Retirees are failing to consider the impact that inflation is having on their pension savings — almost 10 years on from the introduction of pension freedom rules.
Early findings from a new longitudinal study — conducted by master trust provider People’s Partnership and State Street Global Advisers — show that as many as a million savers in drawdown are failing to take inflation into account when making decisions about their retirement savings.
The study says this could mean that people’s savings might not go as far they had anticipated — and it highlights the earlier investment decisions may no longer be appropriate, given changing economic conditions.
This study, New Choices, Big Decisions, has followed a group of older savers up to and into their retirement since 2015 and will be published in full next year.
As a result it of these initial findings the study recommends that stress-testing planning tools, offered by financial service providers, should provide a greater focus on inflation protection.
It says that pension providers should also look to strengthen the information they provide on inflation in their customer information and education resources. In response People’s People’s Partnership, which provides The People’s Pension master trust has launched a new online retirement planner to help its 6.5m savers with this issue.

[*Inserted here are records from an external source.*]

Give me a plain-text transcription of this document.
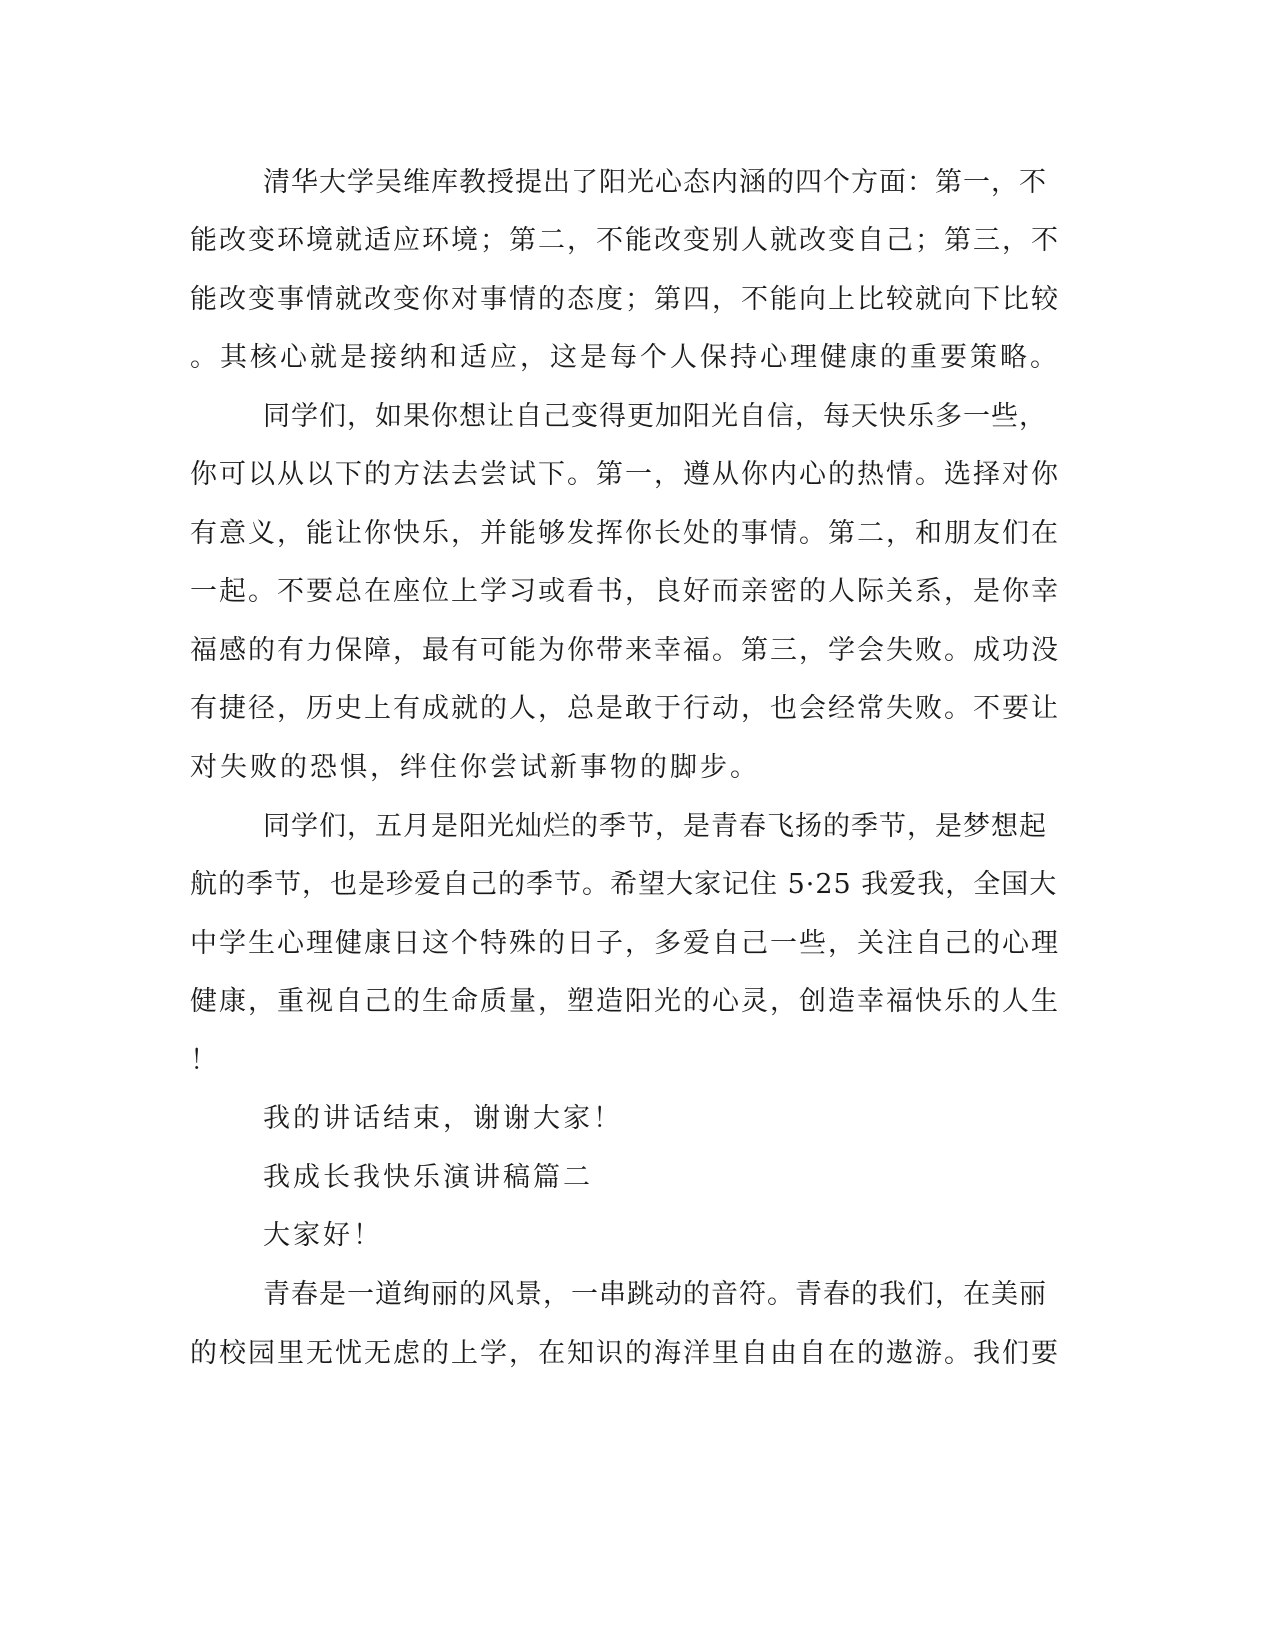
清华大学吴维库教授提出了阳光心态内涵的四个方面：第一，不
能改变环境就适应环境；第二，不能改变别人就改变自己；第三，不
能改变事情就改变你对事情的态度；第四，不能向上比较就向下比较
。其核心就是接纳和适应，这是每个人保持心理健康的重要策略。
同学们，如果你想让自己变得更加阳光自信，每天快乐多一些，
你可以从以下的方法去尝试下。第一，遵从你内心的热情。选择对你
有意义，能让你快乐，并能够发挥你长处的事情。第二，和朋友们在
一起。不要总在座位上学习或看书，良好而亲密的人际关系，是你幸
福感的有力保障，最有可能为你带来幸福。第三，学会失败。成功没
有捷径，历史上有成就的人，总是敢于行动，也会经常失败。不要让
对失败的恐惧，绊住你尝试新事物的脚步。
同学们，五月是阳光灿烂的季节，是青春飞扬的季节，是梦想起
航的季节，也是珍爱自己的季节。希望大家记住 5·25 我爱我，全国大
中学生心理健康日这个特殊的日子，多爱自己一些，关注自己的心理
健康，重视自己的生命质量，塑造阳光的心灵，创造幸福快乐的人生
！
我的讲话结束，谢谢大家！
我成长我快乐演讲稿篇二
大家好！
青春是一道绚丽的风景，一串跳动的音符。青春的我们，在美丽
的校园里无忧无虑的上学，在知识的海洋里自由自在的遨游。我们要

People’s Partnership, director of policy Phil Brown says: “This study shows that people don’t necessarily make the right choice and, without support, they tend to develop an inflation ‘blind spot’ in their retirement planning.
“We mustn’t forget that the recently retired vividly remember interest rates at 15 per cent and above in the 1970s and early ’80s, yet many still don’t factor in inflation when planning their finances.
“This research underlines the need for savers to have access to retirement planning tools and products which factor in inflation and highlight the risks that poses to savings. There is a real danger that some retirees will have less in their pockets over the longer term than they had first anticipated.”
He adds that these findings are further evidence that the average saver, especially those in their sixties and seventies, require more support when it comes to accessing their retirement pots, especially those who entered into drawdown before the economy experienced its current challenges.
State Street head of retirement strategy Alistair Byrne adds: “Our research underlines the challenges individuals face when making decisions about how to access their pension pots. It’s clear they need more support from the industry, and access to well-designed solutions that deliver a balance of flexibility in early retirement and life-long income in later life.”